The room is small, barely eight feet across, with a narrow window of louvered glass panes. In the blue gloom, Ren can make out a single cot bed. The household is eerily silent and he wonders where the other servants are.

Ah Long asks if he’s hungry. “I have to prepare the master’s dinner. Come to the kitchen when you’re done.”

At that moment, there’s a blinding flash of lightning and a boom. The electricity in the main house flickers and blinks out. Ah Long clicks his tongue in annoyance and hurries off.

Alone in the gathering darkness, Ren unpacks his meager belongings and sits timidly on the cot. The thin mattress sags. A finger—a single digit—is so small that it could be hidden anywhere in this large house. His stomach knots with anxiety as he counts in his head. Time is passing; since Dr. MacFarlane’s death three weeks ago, he has only twenty-five days left to find the finger. But Ren is tired, so bone weary from his long journey and the heavy carpetbag that he’s been carrying, that he closes his eyes and falls into a dreamless sleep.

 

* * *

 

The next morning, Ah Long prepares William’s breakfast of a boiled egg and two dried-up pieces of toast barely smeared with butter, even though there are at least three tins of Golden Churn lined up in the pantry. The butter comes from Australia by way of Cold Storage. Soft at room temperature, it’s a beautiful yellow color. Ah Long doesn’t eat butter himself, but he still rations it for his master.

“Like this,” he explains to Ren in the kitchen. “No need to buy so much.”

He resembles the toast he prepares, crusty and hard-hearted.
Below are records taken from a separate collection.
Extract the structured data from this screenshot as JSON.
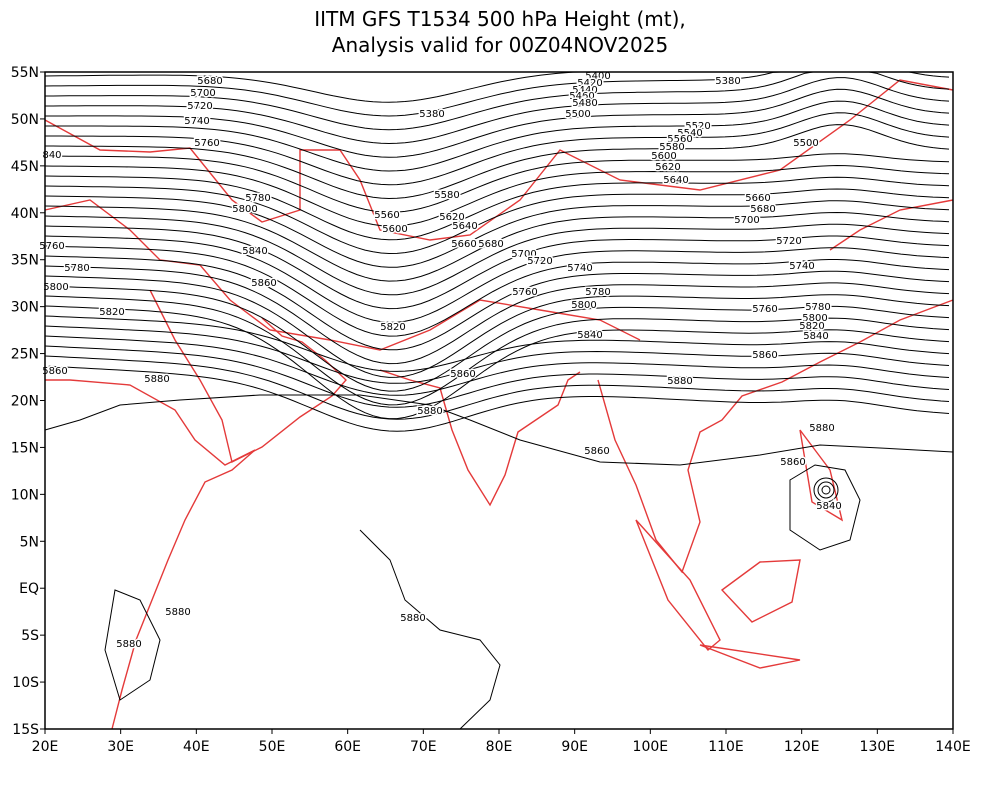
{
  "title": [
    "IITM GFS T1534 500 hPa Height (mt),",
    "Analysis valid for 00Z04NOV2025"
  ],
  "longitude_labels": [
    "20E",
    "30E",
    "40E",
    "50E",
    "60E",
    "70E",
    "80E",
    "90E",
    "100E",
    "110E",
    "120E",
    "130E",
    "140E"
  ],
  "latitude_labels": [
    "55N",
    "50N",
    "45N",
    "40N",
    "35N",
    "30N",
    "25N",
    "20N",
    "15N",
    "10N",
    "5N",
    "EQ",
    "5S",
    "10S",
    "15S"
  ],
  "contour_labels": [
    "5680",
    "5700",
    "5720",
    "5740",
    "5760",
    "840",
    "5780",
    "5800",
    "5840",
    "5860",
    "5760",
    "5780",
    "5800",
    "5820",
    "5860",
    "5880",
    "5880",
    "5860",
    "5820",
    "5380",
    "5580",
    "5560",
    "5600",
    "5620",
    "5640",
    "5660",
    "5680",
    "5700",
    "5720",
    "5740",
    "5760",
    "5780",
    "5800",
    "5840",
    "5400",
    "5420",
    "5440",
    "5460",
    "5480",
    "5500",
    "5380",
    "5520",
    "5540",
    "5560",
    "5580",
    "5600",
    "5620",
    "5640",
    "5500",
    "5660",
    "5680",
    "5700",
    "5720",
    "5740",
    "5760",
    "5780",
    "5800",
    "5820",
    "5840",
    "5860",
    "5880",
    "5860",
    "5880",
    "5860",
    "5840",
    "5880",
    "5880",
    "5880"
  ]
}
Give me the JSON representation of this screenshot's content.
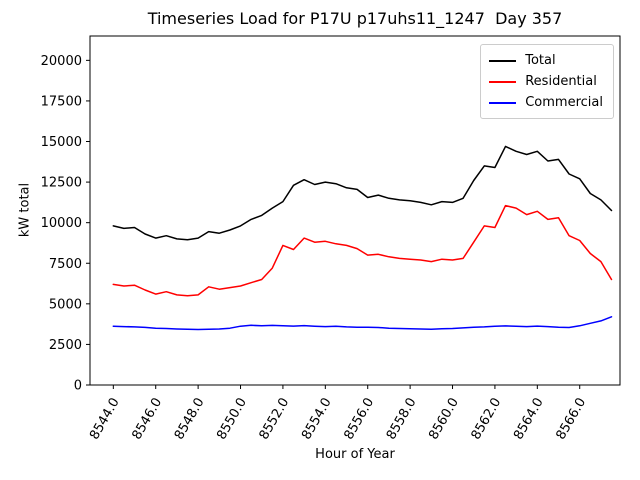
{
  "chart_data": {
    "type": "line",
    "title": "Timeseries Load for P17U p17uhs11_1247  Day 357",
    "xlabel": "Hour of Year",
    "ylabel": "kW total",
    "xlim": [
      8542.9,
      8567.9
    ],
    "ylim": [
      0,
      21500
    ],
    "grid": false,
    "legend_position": "upper right",
    "xticks": [
      8544,
      8546,
      8548,
      8550,
      8552,
      8554,
      8556,
      8558,
      8560,
      8562,
      8564,
      8566
    ],
    "xtick_labels": [
      "8544.0",
      "8546.0",
      "8548.0",
      "8550.0",
      "8552.0",
      "8554.0",
      "8556.0",
      "8558.0",
      "8560.0",
      "8562.0",
      "8564.0",
      "8566.0"
    ],
    "yticks": [
      0,
      2500,
      5000,
      7500,
      10000,
      12500,
      15000,
      17500,
      20000
    ],
    "ytick_labels": [
      "0",
      "2500",
      "5000",
      "7500",
      "10000",
      "12500",
      "15000",
      "17500",
      "20000"
    ],
    "x": [
      8544.0,
      8544.5,
      8545.0,
      8545.5,
      8546.0,
      8546.5,
      8547.0,
      8547.5,
      8548.0,
      8548.5,
      8549.0,
      8549.5,
      8550.0,
      8550.5,
      8551.0,
      8551.5,
      8552.0,
      8552.5,
      8553.0,
      8553.5,
      8554.0,
      8554.5,
      8555.0,
      8555.5,
      8556.0,
      8556.5,
      8557.0,
      8557.5,
      8558.0,
      8558.5,
      8559.0,
      8559.5,
      8560.0,
      8560.5,
      8561.0,
      8561.5,
      8562.0,
      8562.5,
      8563.0,
      8563.5,
      8564.0,
      8564.5,
      8565.0,
      8565.5,
      8566.0,
      8566.5,
      8567.0,
      8567.5
    ],
    "series": [
      {
        "name": "Total",
        "color": "#000000",
        "values": [
          9800,
          9650,
          9700,
          9300,
          9050,
          9200,
          9000,
          8950,
          9050,
          9450,
          9350,
          9550,
          9800,
          10200,
          10450,
          10900,
          11300,
          12300,
          12650,
          12350,
          12500,
          12400,
          12150,
          12050,
          11550,
          11700,
          11500,
          11400,
          11350,
          11250,
          11100,
          11300,
          11250,
          11500,
          12600,
          13500,
          13400,
          14700,
          14400,
          14200,
          14400,
          13800,
          13900,
          13000,
          12700,
          11800,
          11400,
          10750
        ]
      },
      {
        "name": "Residential",
        "color": "#ff0000",
        "values": [
          6200,
          6100,
          6150,
          5850,
          5600,
          5750,
          5550,
          5500,
          5550,
          6050,
          5900,
          6000,
          6100,
          6300,
          6500,
          7200,
          8600,
          8350,
          9050,
          8800,
          8850,
          8700,
          8600,
          8400,
          8000,
          8050,
          7900,
          7800,
          7750,
          7700,
          7600,
          7750,
          7700,
          7800,
          8800,
          9800,
          9700,
          11050,
          10900,
          10500,
          10700,
          10200,
          10300,
          9200,
          8900,
          8100,
          7600,
          6500
        ]
      },
      {
        "name": "Commercial",
        "color": "#0000ff",
        "values": [
          3620,
          3600,
          3580,
          3550,
          3500,
          3480,
          3450,
          3430,
          3420,
          3430,
          3450,
          3500,
          3620,
          3680,
          3650,
          3670,
          3650,
          3630,
          3660,
          3620,
          3600,
          3620,
          3580,
          3560,
          3560,
          3540,
          3500,
          3480,
          3470,
          3450,
          3440,
          3460,
          3480,
          3520,
          3560,
          3580,
          3620,
          3640,
          3620,
          3600,
          3630,
          3600,
          3560,
          3540,
          3650,
          3800,
          3950,
          4200
        ]
      }
    ]
  }
}
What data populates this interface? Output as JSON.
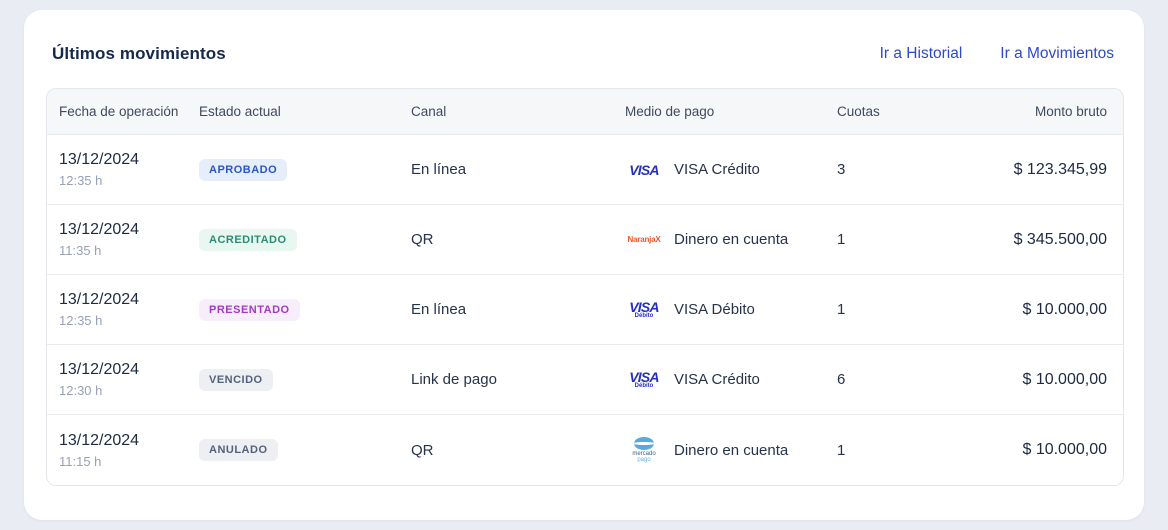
{
  "card": {
    "title": "Últimos movimientos",
    "links": [
      {
        "label": "Ir a Historial"
      },
      {
        "label": "Ir a Movimientos"
      }
    ]
  },
  "table": {
    "columns": [
      "Fecha de operación",
      "Estado actual",
      "Canal",
      "Medio de pago",
      "Cuotas",
      "Monto bruto"
    ],
    "rows": [
      {
        "date": "13/12/2024",
        "time": "12:35 h",
        "status": "APROBADO",
        "status_color": "blue",
        "channel": "En línea",
        "payment_logo": "visa",
        "payment_method": "VISA Crédito",
        "installments": "3",
        "amount": "$ 123.345,99"
      },
      {
        "date": "13/12/2024",
        "time": "11:35 h",
        "status": "ACREDITADO",
        "status_color": "green",
        "channel": "QR",
        "payment_logo": "naranjax",
        "payment_method": "Dinero en cuenta",
        "installments": "1",
        "amount": "$ 345.500,00"
      },
      {
        "date": "13/12/2024",
        "time": "12:35 h",
        "status": "PRESENTADO",
        "status_color": "purple",
        "channel": "En línea",
        "payment_logo": "visa-debito",
        "payment_method": "VISA Débito",
        "installments": "1",
        "amount": "$ 10.000,00"
      },
      {
        "date": "13/12/2024",
        "time": "12:30 h",
        "status": "VENCIDO",
        "status_color": "gray",
        "channel": "Link de pago",
        "payment_logo": "visa-debito",
        "payment_method": "VISA Crédito",
        "installments": "6",
        "amount": "$ 10.000,00"
      },
      {
        "date": "13/12/2024",
        "time": "11:15 h",
        "status": "ANULADO",
        "status_color": "gray",
        "channel": "QR",
        "payment_logo": "mercadopago",
        "payment_method": "Dinero en cuenta",
        "installments": "1",
        "amount": "$ 10.000,00"
      }
    ]
  },
  "logos": {
    "visa": {
      "text": "VISA"
    },
    "visa_debito": {
      "text": "VISA",
      "sub": "Débito"
    },
    "naranjax": {
      "text": "NaranjaX"
    },
    "mercadopago": {
      "text": "mercado",
      "sub": "pago"
    }
  },
  "colors": {
    "page_background": "#E9EDF3",
    "card_background": "#FFFFFF",
    "link_blue": "#2B4ACB",
    "title_navy": "#16294C",
    "badge_blue_text": "#2B54C8",
    "badge_blue_bg": "#E7EEFB",
    "badge_green_text": "#2E8C73",
    "badge_green_bg": "#E9F7F1",
    "badge_purple_text": "#A23AC4",
    "badge_purple_bg": "#F8EEFB",
    "badge_gray_text": "#53627C",
    "badge_gray_bg": "#EDEFF3",
    "visa_blue": "#2430BE",
    "naranjax_orange": "#F2572C",
    "mercadopago_blue": "#57A9E0"
  }
}
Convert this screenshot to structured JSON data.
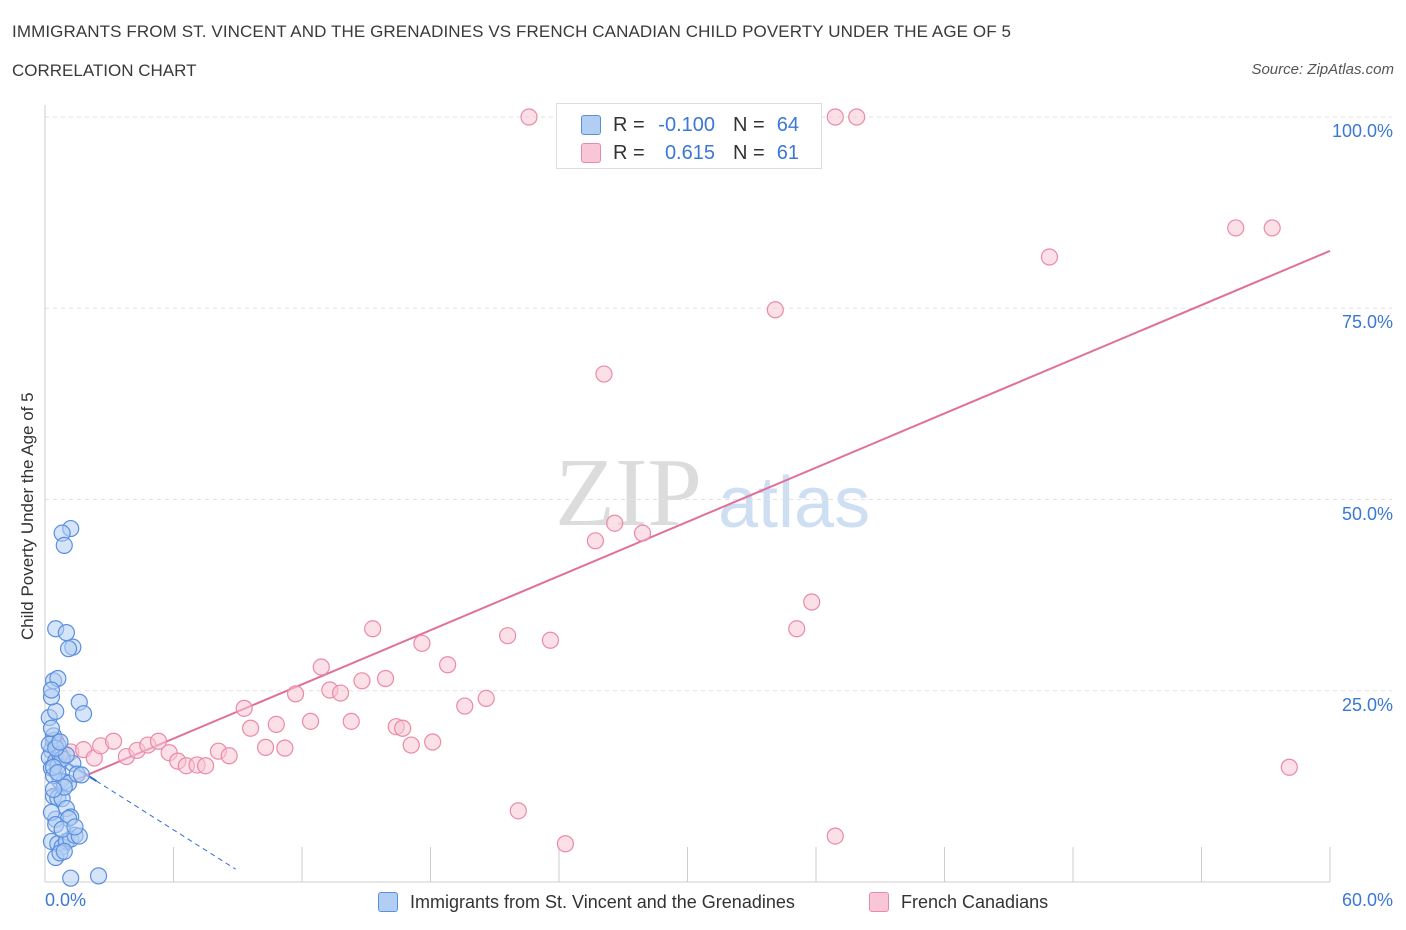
{
  "header": {
    "title": "IMMIGRANTS FROM ST. VINCENT AND THE GRENADINES VS FRENCH CANADIAN CHILD POVERTY UNDER THE AGE OF 5",
    "subtitle": "CORRELATION CHART",
    "source": "Source: ZipAtlas.com"
  },
  "watermark": {
    "zip": "ZIP",
    "atlas": "atlas"
  },
  "legend": {
    "rows": [
      {
        "r_label": "R =",
        "r_value": "-0.100",
        "n_label": "N =",
        "n_value": "64"
      },
      {
        "r_label": "R =",
        "r_value": "0.615",
        "n_label": "N =",
        "n_value": "61"
      }
    ]
  },
  "bottom_legend": {
    "series1": "Immigrants from St. Vincent and the Grenadines",
    "series2": "French Canadians"
  },
  "colors": {
    "blue_fill": "#b3cef3",
    "blue_stroke": "#5a8fe0",
    "blue_line": "#2f6fd6",
    "pink_fill": "#f8c6d6",
    "pink_stroke": "#ec89a9",
    "pink_line": "#e0709a",
    "axis_label": "#3a78d4",
    "grid": "#e0e0e0"
  },
  "chart_data": {
    "type": "scatter",
    "xlabel": "",
    "ylabel": "Child Poverty Under the Age of 5",
    "xlim": [
      0,
      60
    ],
    "ylim": [
      0,
      100
    ],
    "x_tick_labels": [
      "0.0%",
      "60.0%"
    ],
    "y_tick_values": [
      25,
      50,
      75,
      100
    ],
    "y_tick_labels": [
      "25.0%",
      "50.0%",
      "75.0%",
      "100.0%"
    ],
    "grid": true,
    "series": [
      {
        "name": "Immigrants from St. Vincent and the Grenadines",
        "color": "#5a8fe0",
        "points": [
          [
            0.3,
            17.2
          ],
          [
            0.4,
            18.5
          ],
          [
            0.2,
            16.3
          ],
          [
            0.5,
            15.8
          ],
          [
            0.6,
            17.9
          ],
          [
            0.3,
            14.9
          ],
          [
            0.7,
            16.6
          ],
          [
            0.4,
            19.1
          ],
          [
            0.2,
            21.5
          ],
          [
            0.5,
            22.3
          ],
          [
            0.3,
            24.2
          ],
          [
            0.4,
            26.3
          ],
          [
            0.6,
            26.6
          ],
          [
            0.3,
            25.1
          ],
          [
            0.5,
            33.1
          ],
          [
            1.0,
            32.6
          ],
          [
            1.3,
            30.7
          ],
          [
            1.1,
            30.5
          ],
          [
            1.2,
            46.2
          ],
          [
            0.8,
            45.6
          ],
          [
            0.9,
            44.0
          ],
          [
            1.6,
            23.5
          ],
          [
            1.8,
            22.0
          ],
          [
            0.4,
            11.2
          ],
          [
            0.6,
            11.0
          ],
          [
            0.8,
            10.9
          ],
          [
            1.0,
            9.6
          ],
          [
            1.2,
            8.5
          ],
          [
            0.5,
            8.2
          ],
          [
            0.7,
            13.2
          ],
          [
            0.9,
            13.1
          ],
          [
            1.1,
            12.9
          ],
          [
            1.3,
            15.5
          ],
          [
            1.5,
            14.1
          ],
          [
            1.7,
            14.0
          ],
          [
            0.3,
            5.3
          ],
          [
            0.6,
            5.0
          ],
          [
            0.8,
            4.6
          ],
          [
            1.0,
            5.3
          ],
          [
            1.2,
            5.6
          ],
          [
            1.4,
            6.1
          ],
          [
            1.6,
            6.0
          ],
          [
            0.5,
            3.2
          ],
          [
            0.7,
            3.8
          ],
          [
            0.9,
            4.0
          ],
          [
            1.2,
            0.5
          ],
          [
            2.5,
            0.8
          ],
          [
            0.4,
            13.9
          ],
          [
            0.6,
            15.2
          ],
          [
            0.8,
            16.1
          ],
          [
            1.0,
            16.6
          ],
          [
            0.2,
            18.0
          ],
          [
            0.3,
            20.1
          ],
          [
            0.5,
            17.5
          ],
          [
            0.7,
            18.3
          ],
          [
            0.4,
            15.0
          ],
          [
            0.6,
            14.3
          ],
          [
            0.9,
            12.4
          ],
          [
            1.1,
            8.3
          ],
          [
            0.3,
            9.1
          ],
          [
            0.5,
            7.5
          ],
          [
            0.8,
            6.9
          ],
          [
            0.4,
            12.1
          ],
          [
            1.4,
            7.2
          ]
        ]
      },
      {
        "name": "French Canadians",
        "color": "#ec89a9",
        "points": [
          [
            0.5,
            18.5
          ],
          [
            0.8,
            16.8
          ],
          [
            1.2,
            17.0
          ],
          [
            1.8,
            17.3
          ],
          [
            2.3,
            16.2
          ],
          [
            2.6,
            17.8
          ],
          [
            3.2,
            18.4
          ],
          [
            3.8,
            16.4
          ],
          [
            4.3,
            17.2
          ],
          [
            4.8,
            17.9
          ],
          [
            5.3,
            18.4
          ],
          [
            5.8,
            16.9
          ],
          [
            6.2,
            15.8
          ],
          [
            6.6,
            15.2
          ],
          [
            7.1,
            15.3
          ],
          [
            7.5,
            15.2
          ],
          [
            8.1,
            17.1
          ],
          [
            8.6,
            16.5
          ],
          [
            9.3,
            22.7
          ],
          [
            9.6,
            20.1
          ],
          [
            10.3,
            17.6
          ],
          [
            10.8,
            20.6
          ],
          [
            11.2,
            17.5
          ],
          [
            11.7,
            24.6
          ],
          [
            12.4,
            21.0
          ],
          [
            12.9,
            28.1
          ],
          [
            13.3,
            25.1
          ],
          [
            13.8,
            24.7
          ],
          [
            14.3,
            21.0
          ],
          [
            14.8,
            26.3
          ],
          [
            15.3,
            33.1
          ],
          [
            15.9,
            26.6
          ],
          [
            16.4,
            20.3
          ],
          [
            16.7,
            20.1
          ],
          [
            17.1,
            17.9
          ],
          [
            17.6,
            31.2
          ],
          [
            18.1,
            18.3
          ],
          [
            18.8,
            28.4
          ],
          [
            19.6,
            23.0
          ],
          [
            20.6,
            24.0
          ],
          [
            21.6,
            32.2
          ],
          [
            22.1,
            9.3
          ],
          [
            23.6,
            31.6
          ],
          [
            24.3,
            5.0
          ],
          [
            25.7,
            44.6
          ],
          [
            26.1,
            66.4
          ],
          [
            26.6,
            46.9
          ],
          [
            27.9,
            45.6
          ],
          [
            34.1,
            74.8
          ],
          [
            35.1,
            33.1
          ],
          [
            35.8,
            36.6
          ],
          [
            36.9,
            6.0
          ],
          [
            46.9,
            81.7
          ],
          [
            55.6,
            85.5
          ],
          [
            57.3,
            85.5
          ],
          [
            58.1,
            15.0
          ],
          [
            22.6,
            100
          ],
          [
            25.7,
            100
          ],
          [
            28.6,
            100
          ],
          [
            36.9,
            100
          ],
          [
            37.9,
            100
          ]
        ]
      }
    ],
    "trend_lines": [
      {
        "series": "Immigrants from St. Vincent and the Grenadines",
        "x": [
          0.2,
          2.4
        ],
        "y": [
          17.1,
          13.2
        ],
        "dashed_extension_to_x": 8.9
      },
      {
        "series": "French Canadians",
        "x": [
          0.2,
          60.0
        ],
        "y": [
          11.9,
          82.5
        ]
      }
    ]
  }
}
But Ah Long is also honest, and if he’s frugal with William’s food, he’s just as stingy about his own rations. At the old doctor’s house, they ate thick slices of Hainanese white bread, toasted over charcoal and spread with butter and kaya, a caramelized custard made from eggs, sugar, and coconut milk. Ren can only think that this new doctor, William Acton, has a rather sad-looking breakfast.